スタイルの良さではロック座所属の鶴見つばさちゃんも好きだ。彼女の長い脚は心配になるくらい細くて長い。でもかすみ玲さんのおみ足は、なんていうか芯が通っていて生命感と安定感がある。10cmくらいのハイヒールでも楽々バランスを取っている。体幹を鍛えられているのだろう。ベッドで、天高く上げた片脚がスポットライトに照らされて輝いているのを観ると、あまりの美しさにゾクゾクする。きゅっと締まった膝下、ふくらはぎ、足首は彫刻作品のよう。ポーズのキレも良く、時間を止めたかのように微動だにしないのもすごい。たった数秒だってそのポーズはめちゃめちゃ筋肉を使うことを私は知っている。(同じようにポーズを決めようとしてもプルプル震える)
ミカドの盆は回らないけれど、床面にライトが仕込まれており、ストリッパーの裸体を薄いピンク色に染め上げる。かすみ玲さんは、なめらかな仕草で身につけている衣服や下着を脱ぎ、網タイツとハイヒールだけになる。網タイツ!場内にしあわせな空気が流れる。みんなの気持ちがひとつになり、もうみんなで飲みに行こうよ!という気持ちになる。誰とも話したこともないけれど。
かすみ玲さんは、言っちゃ悪いが顔が整ってるというわけではない。とても愛らしい顔立ちだとは思うけれど、当世モデル風の女性の顔(二重まぶたで目や口のパーツが大きく、鼻が高く卵顔)ではない。でもステージに立つとめちゃめちゃ美人に見える。それがすごいと思う。一重の流し目が涼しげで、ぽってりと厚いくちびるがセクシー。女優でも、美人が不美人を演じるのは特殊メイクや努力で見せられるけれど(「モンスター」のシャーリーズ・セロンや「いとはん物語」の京マチ子のように)、不美人が美人を演じるのは難しい。だから安藤サクラさんのように、演じられる対象の振れ幅が大きい女優に感心する。(「百円の恋」の変貌ぶりには目を剥く)かすみ玲さんはそういう魔法を使えるストリッパーだと思う。彼女の舞台は美しいし楽しいけれど、なによりも希望をもらえる気がする。

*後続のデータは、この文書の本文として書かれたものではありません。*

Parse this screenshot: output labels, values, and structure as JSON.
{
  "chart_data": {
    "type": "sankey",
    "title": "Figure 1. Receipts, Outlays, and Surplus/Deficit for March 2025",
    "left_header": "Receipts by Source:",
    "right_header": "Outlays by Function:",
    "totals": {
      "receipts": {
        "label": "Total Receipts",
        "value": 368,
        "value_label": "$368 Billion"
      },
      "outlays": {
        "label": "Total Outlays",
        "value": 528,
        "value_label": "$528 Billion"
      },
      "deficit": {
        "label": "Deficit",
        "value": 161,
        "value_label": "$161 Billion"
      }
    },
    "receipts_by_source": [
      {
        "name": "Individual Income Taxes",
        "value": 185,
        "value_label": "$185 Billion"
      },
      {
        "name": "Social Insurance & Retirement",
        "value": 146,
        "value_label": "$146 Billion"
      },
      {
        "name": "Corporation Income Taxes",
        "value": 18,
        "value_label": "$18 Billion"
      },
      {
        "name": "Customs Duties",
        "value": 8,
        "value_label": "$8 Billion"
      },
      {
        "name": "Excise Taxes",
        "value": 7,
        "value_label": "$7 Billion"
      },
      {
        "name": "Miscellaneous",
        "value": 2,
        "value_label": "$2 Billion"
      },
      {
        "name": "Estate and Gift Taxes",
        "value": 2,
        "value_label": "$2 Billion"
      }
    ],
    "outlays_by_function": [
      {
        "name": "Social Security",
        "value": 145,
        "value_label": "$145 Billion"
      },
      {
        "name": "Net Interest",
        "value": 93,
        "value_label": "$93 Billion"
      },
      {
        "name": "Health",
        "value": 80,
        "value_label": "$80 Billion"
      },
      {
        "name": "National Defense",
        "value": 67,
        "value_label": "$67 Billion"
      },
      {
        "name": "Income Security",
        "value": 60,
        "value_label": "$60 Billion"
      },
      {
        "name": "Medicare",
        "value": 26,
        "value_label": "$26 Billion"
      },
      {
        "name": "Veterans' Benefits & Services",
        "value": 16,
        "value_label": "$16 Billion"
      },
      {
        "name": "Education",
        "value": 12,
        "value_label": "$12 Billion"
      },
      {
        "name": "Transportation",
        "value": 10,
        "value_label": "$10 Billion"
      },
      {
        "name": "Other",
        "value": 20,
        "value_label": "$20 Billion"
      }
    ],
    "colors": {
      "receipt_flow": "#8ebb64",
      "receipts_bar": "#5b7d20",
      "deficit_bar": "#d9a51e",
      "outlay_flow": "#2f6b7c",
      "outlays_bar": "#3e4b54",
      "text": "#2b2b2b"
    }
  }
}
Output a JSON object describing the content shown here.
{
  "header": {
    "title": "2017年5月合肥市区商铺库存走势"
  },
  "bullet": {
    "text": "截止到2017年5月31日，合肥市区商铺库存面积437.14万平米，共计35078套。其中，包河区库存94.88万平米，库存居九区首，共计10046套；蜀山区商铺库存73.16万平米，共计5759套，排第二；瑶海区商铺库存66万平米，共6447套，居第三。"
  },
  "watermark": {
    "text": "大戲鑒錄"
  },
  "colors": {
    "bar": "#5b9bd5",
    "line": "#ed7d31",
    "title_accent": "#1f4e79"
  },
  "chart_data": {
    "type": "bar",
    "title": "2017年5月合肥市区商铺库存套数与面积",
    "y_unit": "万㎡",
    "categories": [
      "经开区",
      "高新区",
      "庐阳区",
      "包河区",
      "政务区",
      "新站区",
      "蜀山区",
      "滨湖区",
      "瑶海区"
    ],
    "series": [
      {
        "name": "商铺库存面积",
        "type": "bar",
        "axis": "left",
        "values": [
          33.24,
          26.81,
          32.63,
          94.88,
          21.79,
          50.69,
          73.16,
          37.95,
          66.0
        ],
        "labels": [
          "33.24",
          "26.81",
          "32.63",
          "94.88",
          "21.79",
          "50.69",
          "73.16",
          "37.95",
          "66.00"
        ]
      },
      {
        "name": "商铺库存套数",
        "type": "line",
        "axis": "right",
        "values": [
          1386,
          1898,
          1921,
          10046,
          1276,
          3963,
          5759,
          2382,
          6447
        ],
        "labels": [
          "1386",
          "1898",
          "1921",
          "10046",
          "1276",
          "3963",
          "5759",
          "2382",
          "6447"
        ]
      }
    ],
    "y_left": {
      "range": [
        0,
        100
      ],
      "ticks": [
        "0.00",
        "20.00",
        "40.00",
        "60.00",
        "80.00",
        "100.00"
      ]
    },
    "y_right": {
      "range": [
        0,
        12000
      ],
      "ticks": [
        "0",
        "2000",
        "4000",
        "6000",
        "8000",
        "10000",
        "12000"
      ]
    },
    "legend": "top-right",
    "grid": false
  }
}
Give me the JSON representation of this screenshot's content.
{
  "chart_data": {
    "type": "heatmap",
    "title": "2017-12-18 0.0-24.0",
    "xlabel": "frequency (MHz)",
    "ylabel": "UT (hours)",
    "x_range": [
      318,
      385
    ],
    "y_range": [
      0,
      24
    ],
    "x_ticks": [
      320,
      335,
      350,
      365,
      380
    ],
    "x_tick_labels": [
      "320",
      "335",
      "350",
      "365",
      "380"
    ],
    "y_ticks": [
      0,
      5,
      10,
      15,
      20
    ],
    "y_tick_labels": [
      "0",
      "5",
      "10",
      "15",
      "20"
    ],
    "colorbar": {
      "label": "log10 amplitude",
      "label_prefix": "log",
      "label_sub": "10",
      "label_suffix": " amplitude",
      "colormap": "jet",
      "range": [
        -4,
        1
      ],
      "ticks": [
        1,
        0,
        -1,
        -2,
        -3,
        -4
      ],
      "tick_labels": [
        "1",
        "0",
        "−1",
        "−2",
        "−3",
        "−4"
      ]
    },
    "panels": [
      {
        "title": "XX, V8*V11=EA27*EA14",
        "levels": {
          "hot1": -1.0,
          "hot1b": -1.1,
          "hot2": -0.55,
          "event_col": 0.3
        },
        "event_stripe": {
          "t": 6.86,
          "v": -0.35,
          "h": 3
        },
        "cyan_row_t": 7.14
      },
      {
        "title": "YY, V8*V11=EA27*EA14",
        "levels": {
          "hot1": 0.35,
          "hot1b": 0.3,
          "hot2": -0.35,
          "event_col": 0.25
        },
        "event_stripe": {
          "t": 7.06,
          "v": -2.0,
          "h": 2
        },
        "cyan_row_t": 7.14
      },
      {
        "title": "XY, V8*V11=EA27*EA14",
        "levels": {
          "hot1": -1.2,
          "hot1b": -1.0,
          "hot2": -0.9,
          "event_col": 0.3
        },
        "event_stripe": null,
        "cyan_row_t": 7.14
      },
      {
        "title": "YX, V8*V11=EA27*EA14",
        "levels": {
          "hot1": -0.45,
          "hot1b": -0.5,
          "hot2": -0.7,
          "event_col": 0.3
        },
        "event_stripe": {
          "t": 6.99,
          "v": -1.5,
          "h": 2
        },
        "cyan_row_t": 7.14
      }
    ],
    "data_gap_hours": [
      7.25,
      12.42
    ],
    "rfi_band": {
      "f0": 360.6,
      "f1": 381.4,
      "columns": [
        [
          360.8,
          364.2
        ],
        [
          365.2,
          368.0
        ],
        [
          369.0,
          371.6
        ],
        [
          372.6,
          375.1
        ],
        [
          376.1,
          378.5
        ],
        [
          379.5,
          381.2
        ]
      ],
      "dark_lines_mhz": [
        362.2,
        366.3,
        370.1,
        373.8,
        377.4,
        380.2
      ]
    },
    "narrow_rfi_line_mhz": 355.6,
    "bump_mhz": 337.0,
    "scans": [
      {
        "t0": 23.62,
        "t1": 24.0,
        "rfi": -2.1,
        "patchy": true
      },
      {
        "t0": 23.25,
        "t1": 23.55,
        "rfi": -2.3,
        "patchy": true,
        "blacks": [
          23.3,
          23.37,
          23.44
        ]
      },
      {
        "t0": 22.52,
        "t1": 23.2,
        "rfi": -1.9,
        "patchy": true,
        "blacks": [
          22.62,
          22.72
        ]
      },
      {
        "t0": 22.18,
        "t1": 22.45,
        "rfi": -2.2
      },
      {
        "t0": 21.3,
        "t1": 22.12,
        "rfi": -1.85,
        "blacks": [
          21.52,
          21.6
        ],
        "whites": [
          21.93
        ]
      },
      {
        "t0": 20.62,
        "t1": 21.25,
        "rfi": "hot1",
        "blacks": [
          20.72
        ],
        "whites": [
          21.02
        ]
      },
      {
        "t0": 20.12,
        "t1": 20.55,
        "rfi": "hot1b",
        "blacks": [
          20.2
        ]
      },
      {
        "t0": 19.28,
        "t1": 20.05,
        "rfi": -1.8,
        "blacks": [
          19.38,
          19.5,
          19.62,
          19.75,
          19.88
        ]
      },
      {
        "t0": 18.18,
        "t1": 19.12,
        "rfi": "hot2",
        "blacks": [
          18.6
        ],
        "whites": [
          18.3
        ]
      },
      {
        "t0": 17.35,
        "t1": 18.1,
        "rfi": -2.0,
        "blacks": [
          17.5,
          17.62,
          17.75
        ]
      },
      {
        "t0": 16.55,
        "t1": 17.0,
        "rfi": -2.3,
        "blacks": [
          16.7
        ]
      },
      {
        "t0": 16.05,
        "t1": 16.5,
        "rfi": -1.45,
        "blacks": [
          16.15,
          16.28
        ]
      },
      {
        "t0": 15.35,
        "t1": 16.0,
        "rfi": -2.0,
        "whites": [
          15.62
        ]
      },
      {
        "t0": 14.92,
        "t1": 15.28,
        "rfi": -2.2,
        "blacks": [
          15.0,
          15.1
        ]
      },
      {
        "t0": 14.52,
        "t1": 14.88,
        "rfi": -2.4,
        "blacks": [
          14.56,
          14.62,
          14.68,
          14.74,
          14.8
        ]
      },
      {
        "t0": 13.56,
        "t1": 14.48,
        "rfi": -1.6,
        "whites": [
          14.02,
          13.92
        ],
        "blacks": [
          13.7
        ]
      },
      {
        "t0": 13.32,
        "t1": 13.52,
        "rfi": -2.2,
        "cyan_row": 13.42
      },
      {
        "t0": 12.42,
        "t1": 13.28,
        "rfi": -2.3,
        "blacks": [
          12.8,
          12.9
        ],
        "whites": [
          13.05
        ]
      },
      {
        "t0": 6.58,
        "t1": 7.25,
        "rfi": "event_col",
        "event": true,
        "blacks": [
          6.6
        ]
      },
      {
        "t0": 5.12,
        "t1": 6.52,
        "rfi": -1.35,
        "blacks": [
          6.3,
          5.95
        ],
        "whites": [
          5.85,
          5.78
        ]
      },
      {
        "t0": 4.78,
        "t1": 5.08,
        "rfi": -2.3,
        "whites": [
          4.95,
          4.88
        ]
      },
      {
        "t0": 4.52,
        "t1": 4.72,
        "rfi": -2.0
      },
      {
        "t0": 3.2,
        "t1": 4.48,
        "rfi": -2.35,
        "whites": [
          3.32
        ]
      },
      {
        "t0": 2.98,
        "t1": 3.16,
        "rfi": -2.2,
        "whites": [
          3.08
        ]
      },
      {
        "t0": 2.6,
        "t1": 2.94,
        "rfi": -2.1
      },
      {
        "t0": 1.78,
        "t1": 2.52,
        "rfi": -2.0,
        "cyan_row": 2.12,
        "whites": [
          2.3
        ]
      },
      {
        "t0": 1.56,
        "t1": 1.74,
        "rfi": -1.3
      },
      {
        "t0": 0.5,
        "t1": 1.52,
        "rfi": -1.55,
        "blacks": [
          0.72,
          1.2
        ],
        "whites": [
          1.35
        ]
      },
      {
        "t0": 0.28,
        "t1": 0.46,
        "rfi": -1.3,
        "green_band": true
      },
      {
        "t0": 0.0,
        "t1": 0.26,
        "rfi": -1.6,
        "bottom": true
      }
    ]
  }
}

ポラタイムでご挨拶をした。あれこれ言うのは不粋なので、道後で観て好きになりました!とだけ伝えた。あとはサクッと心付け渡せるようになりたい。
閑話休題。ミカドに久々に来て気づいたことがある。客が面白い。ロック座のお客さんたちもアットホームで楽しいけれど、ミカドはもっとカオスだ。平均年齢は他館同様に高く、60-70代の男性ひとり客がほとんど(週末早い時間ということもあるけれど)。多くの人が若者っぽいキャップを被っていて、なぜシニアになるとみんな帽子を被るんだろうと不思議に思う。
一番驚いたのは、掛け声が許容されていること。ロック座ではあり得ない。歌舞伎の掛け声みたいに、言って良い場面と言葉に関する暗黙のルールがあるのかもしれない。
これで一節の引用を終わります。